Comment 3 Florian Weimer 2022-11-01 16:38:45 UTC
What's your glibc version? I don't expect unwind-link to have this problem. See __libc_unwind_link_after_fork. The unwind-link facility was added in glibc 2.34.
Comment 4 George Prekas 2022-11-01 16:50:53 UTC
This was tested and reproduces on the latest master (commit b4174c28d21e1672ef3cc15a058558e97b8471c6).

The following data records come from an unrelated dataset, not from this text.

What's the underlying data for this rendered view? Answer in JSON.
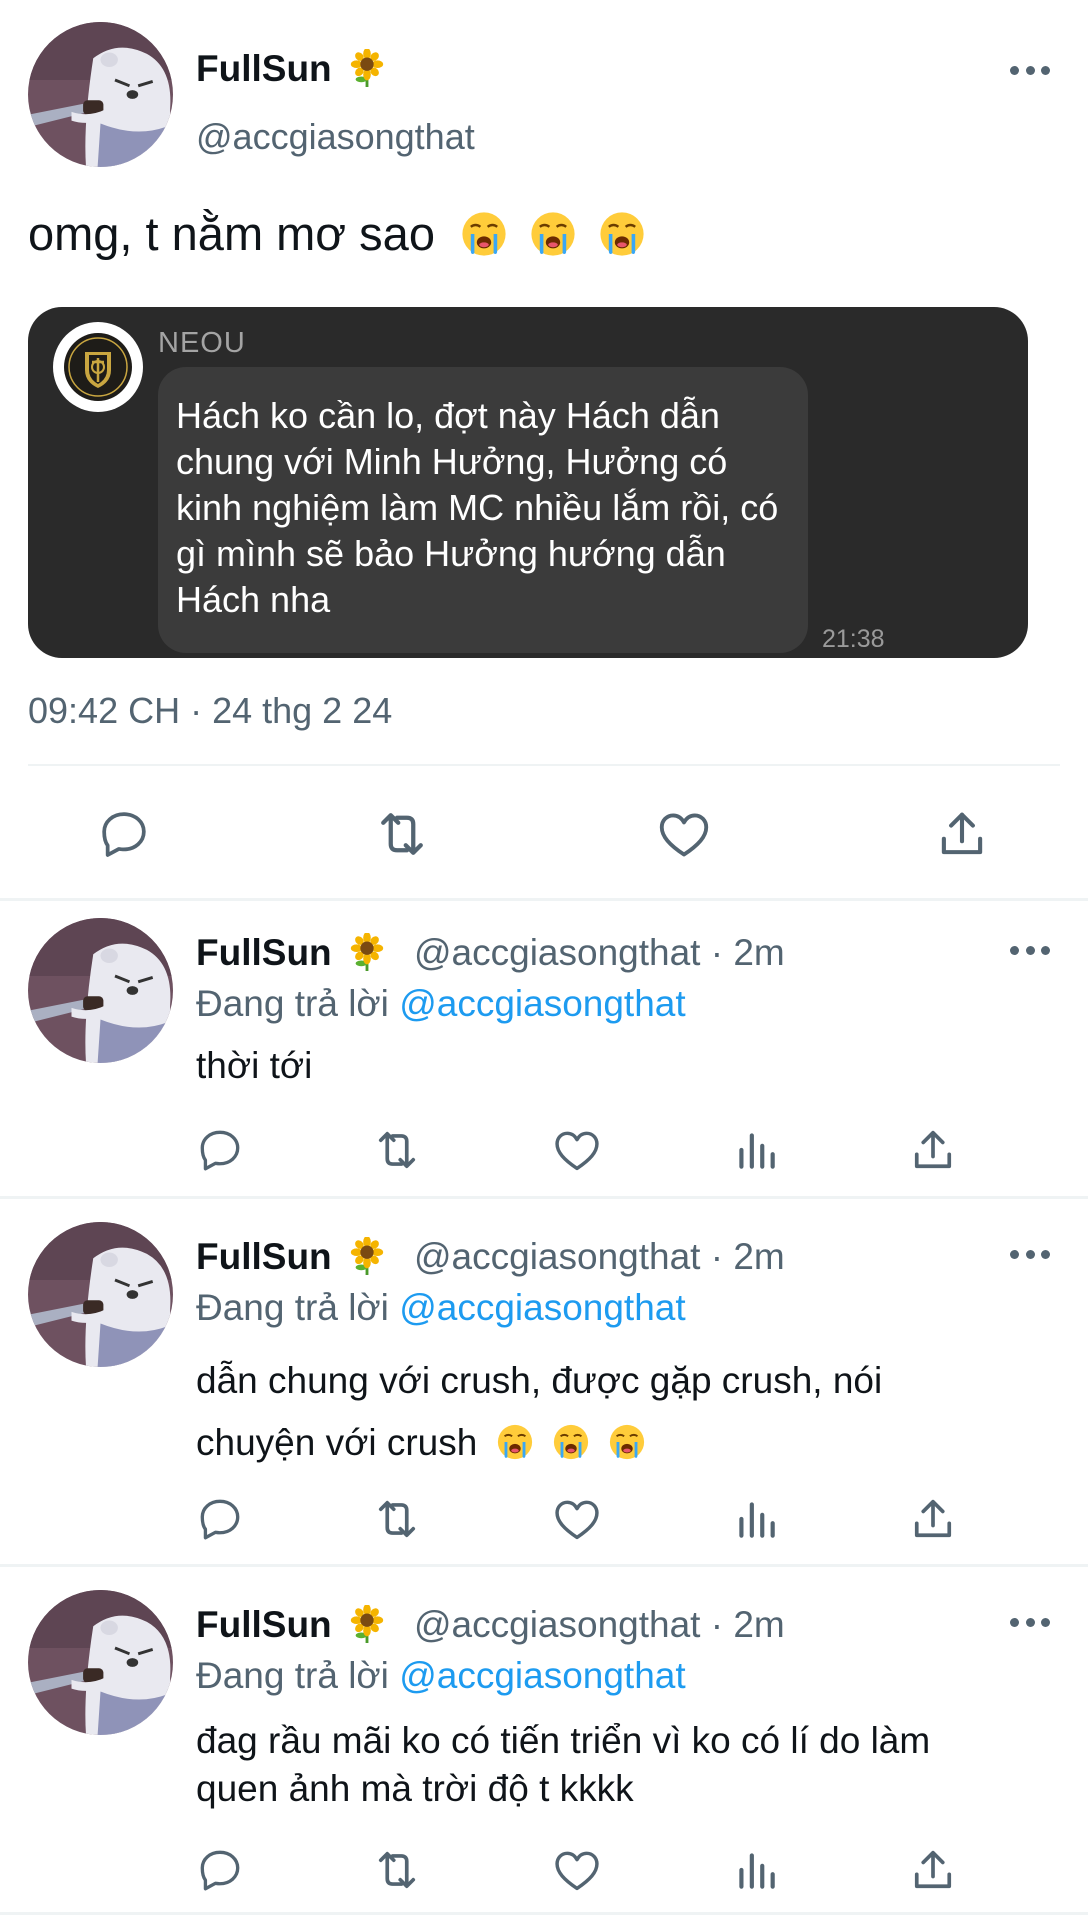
{
  "main_tweet": {
    "display_name": "FullSun",
    "name_emoji": "sunflower",
    "handle": "@accgiasongthat",
    "text": "omg, t nằm mơ sao",
    "text_emoji": [
      "loudly-crying-face",
      "loudly-crying-face",
      "loudly-crying-face"
    ],
    "quoted_image": {
      "sender": "NEOU",
      "message": "Hách ko cần lo, đợt này Hách dẫn chung với Minh Hưởng, Hưởng có kinh nghiệm làm MC nhiều lắm rồi, có gì mình sẽ bảo Hưởng hướng dẫn Hách nha",
      "time": "21:38"
    },
    "timestamp": "09:42 CH · 24 thg 2 24",
    "actions": [
      "reply-icon",
      "retweet-icon",
      "like-icon",
      "share-icon"
    ]
  },
  "replies": [
    {
      "display_name": "FullSun",
      "handle_time": "@accgiasongthat · 2m",
      "replying_prefix": "Đang trả lời",
      "replying_mention": "@accgiasongthat",
      "text": "thời tới",
      "has_emoji": false
    },
    {
      "display_name": "FullSun",
      "handle_time": "@accgiasongthat · 2m",
      "replying_prefix": "Đang trả lời",
      "replying_mention": "@accgiasongthat",
      "text_line1": "dẫn chung với crush, được gặp crush, nói",
      "text_line2": "chuyện với crush",
      "has_emoji": true
    },
    {
      "display_name": "FullSun",
      "handle_time": "@accgiasongthat · 2m",
      "replying_prefix": "Đang trả lời",
      "replying_mention": "@accgiasongthat",
      "text_line1": "đag rầu mãi ko có tiến triển vì ko có lí do làm",
      "text_line2": "quen ảnh mà trời độ t kkkk",
      "has_emoji": false
    }
  ],
  "colors": {
    "text": "#0f1419",
    "secondary": "#536471",
    "link": "#1d9bf0",
    "divider": "#eff3f4",
    "chat_bg": "#2a2a2a",
    "chat_bubble": "#3b3b3b"
  }
}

After reading Andreas' response, I found this snippet in fork's man page which renders the reproduction code invalid:

       *  After a fork() in a multithreaded program, the child can
          safely call only async-signal-safe functions (see
          signal-safety(7)) until such time as it calls execve(2).
Comment 5 Florian Weimer 2022-11-01 17:01:19 UTC
I see. So it's probably the half-completed dlopen that confuses the subprocess. We do this after fork:

      /* Reset the lock the dynamic loader uses to protect its data.  */
      __rtld_lock_initialize (GL(dl_load_lock));

      /* Reset the lock protecting dynamic TLS related data.  */
      __rtld_lock_initialize (GL(dl_load_tls_lock));

That's unfortunately not particularly safe.